In the instant action, Hodges alleges that he requested shower shoes, but that due to certain Illinois Department of Corrections policies he was delayed in obtaining shower shoes. Hodges alleges that he complained to his counselor Feldpouch about the shower shoes, but there is no indication that Feldpouch had any control over his ability to obtain shower shoes.
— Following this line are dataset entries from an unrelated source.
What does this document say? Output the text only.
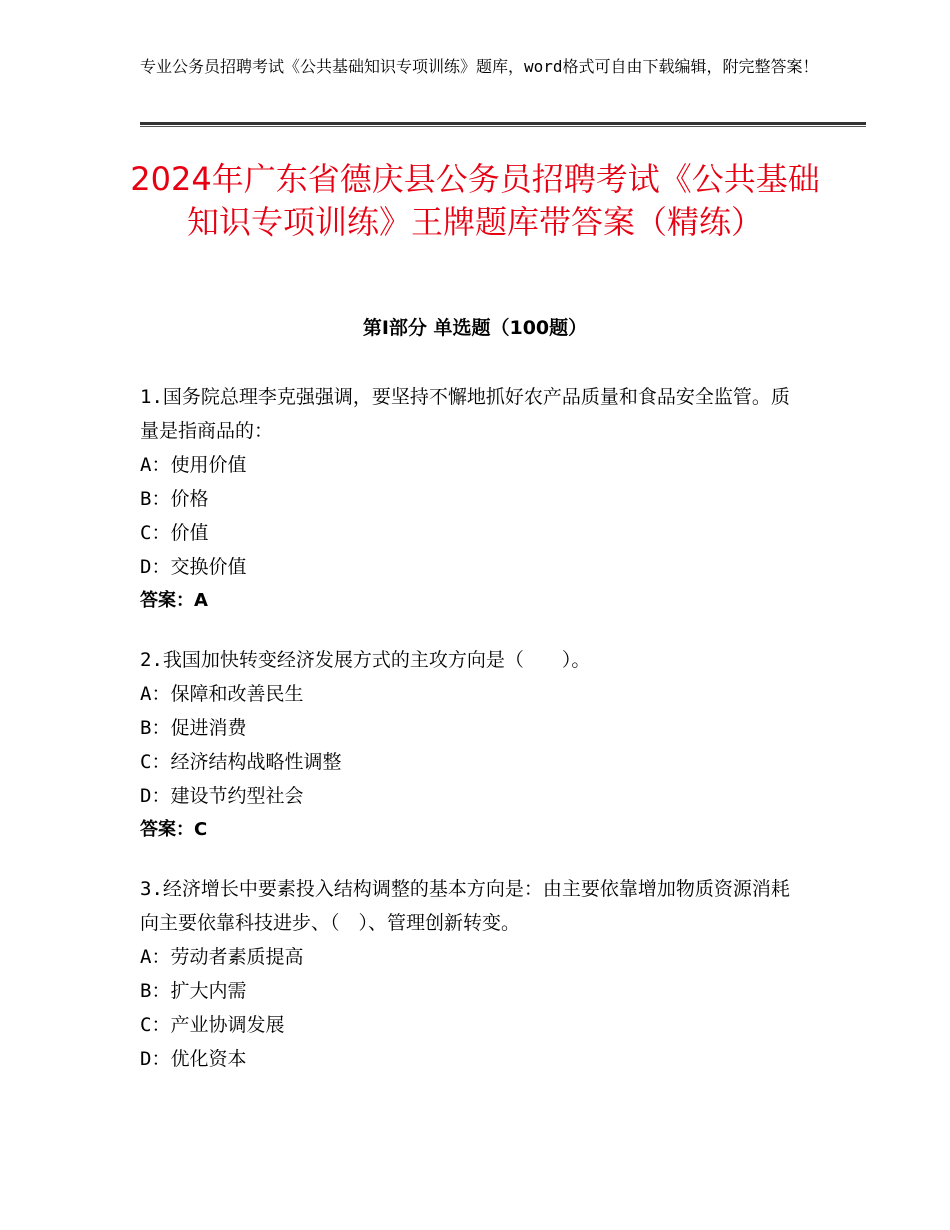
专业公务员招聘考试《公共基础知识专项训练》题库，word格式可自由下载编辑，附完整答案！
2024年广东省德庆县公务员招聘考试《公共基础知识专项训练》王牌题库带答案（精练）
第Ⅰ部分 单选题（100题）
1.国务院总理李克强强调，要坚持不懈地抓好农产品质量和食品安全监管。质量是指商品的：
A：使用价值
B：价格
C：价值
D：交换价值
答案：A
2.我国加快转变经济发展方式的主攻方向是（　　）。
A：保障和改善民生
B：促进消费
C：经济结构战略性调整
D：建设节约型社会
答案：C
3.经济增长中要素投入结构调整的基本方向是：由主要依靠增加物质资源消耗向主要依靠科技进步、（　）、管理创新转变。
A：劳动者素质提高
B：扩大内需
C：产业协调发展
D：优化资本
In fact the complaint clearly indicates that Feldpouch explained to Hodges that he could not get the shower shoes because of the prison policies which thus illustrates Feldpouch's inability to access shower shoes for Hodges. Defendant Briley is the Warden at Stateville. There are no allegations that he instituted the policies regarding the shower shoes or had any personal involvement with the shower shoes issue. Thus, dismissal would also be appropriate on the basis of Defendants' lack of personal involvement in the alleged deprivation.
CONCLUSION
Based on the foregoing analysis, we grant Defendants' motion to dismiss. We also grant Defendants' request that this dismissal be with prejudice, counting it as a strike pursuant to the Prisoner Litigation Reform Act codified at 42 U.S.C. § 1997e(a).